En complément, dans un tweet publié le 28 mai 2025, il affirme que « instaurer un délit d’entrave à l’aide à mourir avec une peine de deux ans de prison, c’est franchir une nouvelle limite qui n’est pas acceptable » Cette prise de position sur X (anciennement Twitter) renforce sa critique : au-delà de la légalisation, il s’oppose fermement à toute criminalisation des soignants qui chercheraient à dissuader un patient, soulignant que cela ouvre selon lui un précédent dangereux sur le plan éthique.

Dans un communiqué publié le 28 mai 2025, la Conférence des évêques de France exprime sa profonde inquiétude face à la légalisation de l’aide à mourir, dénonçant des « perspectives alarmantes ». Selon elle, ce texte risque d’entraîner un glissement culturel dangereux, où la mort provoquée devient une réponse normale à la souffrance. Loin d’adopter une posture purement religieuse, les évêques alertent sur le risque de pression sociale pesant sur les plus vulnérables — personnes âgées, isolées, malades — qui pourraient se sentir poussées à demander la mort pour ne pas être un fardeau.

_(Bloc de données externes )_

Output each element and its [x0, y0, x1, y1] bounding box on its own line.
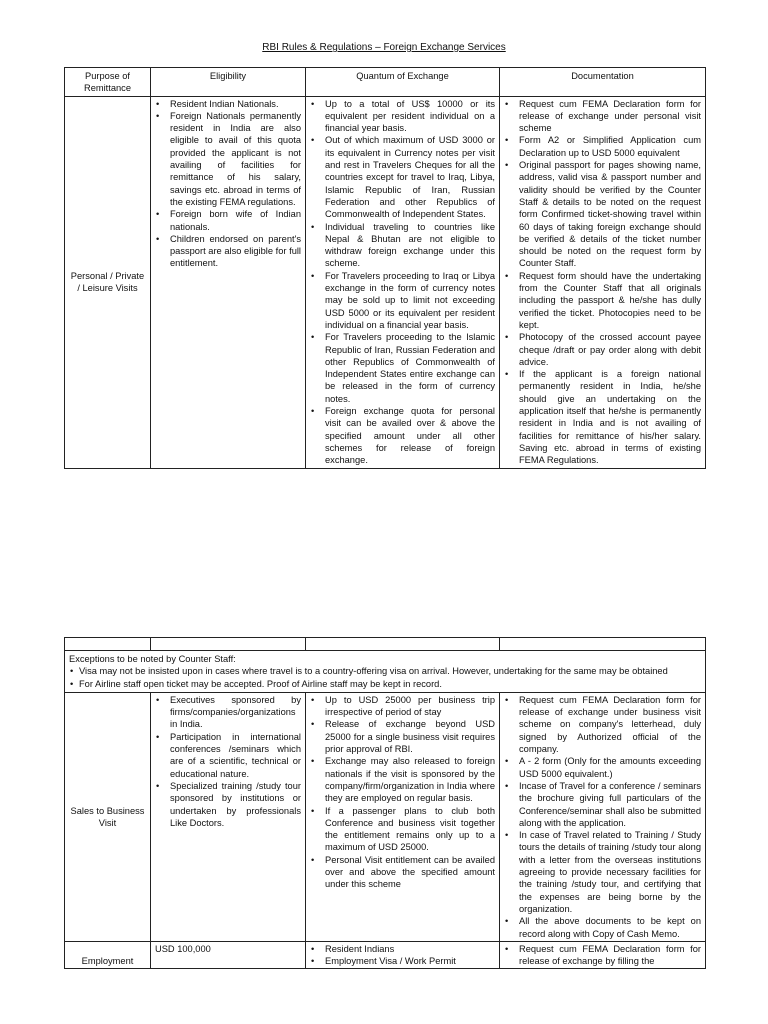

Ils appellent à renforcer les soins palliatifs, seule voie selon eux pour accompagner dignement la fin de vie. Pour l’Église, une société juste se mesure à sa capacité à protéger les plus fragiles, non à légaliser une forme de renoncement collectif. Ce communiqué se veut ainsi un appel éthique à ne pas banaliser la mort médicalement provoquée.

Et maintenant ?

Le texte doit désormais être examiné par le Sénat en automne, où la majorité de droite pourrait le retarder, voire l’amender lourdement. Le gouvernement espère un vote définitif d’ici l’automne. Mais au-delà du calendrier parlementaire, le véritable enjeu sera celui de l’application.

Former les soignants, garantir une équité territoriale, accompagner psychologiquement les familles et les professionnels. L’adoption de la loi n’est qu’un début. Le débat sur la mort, lui, ne fait que commencer.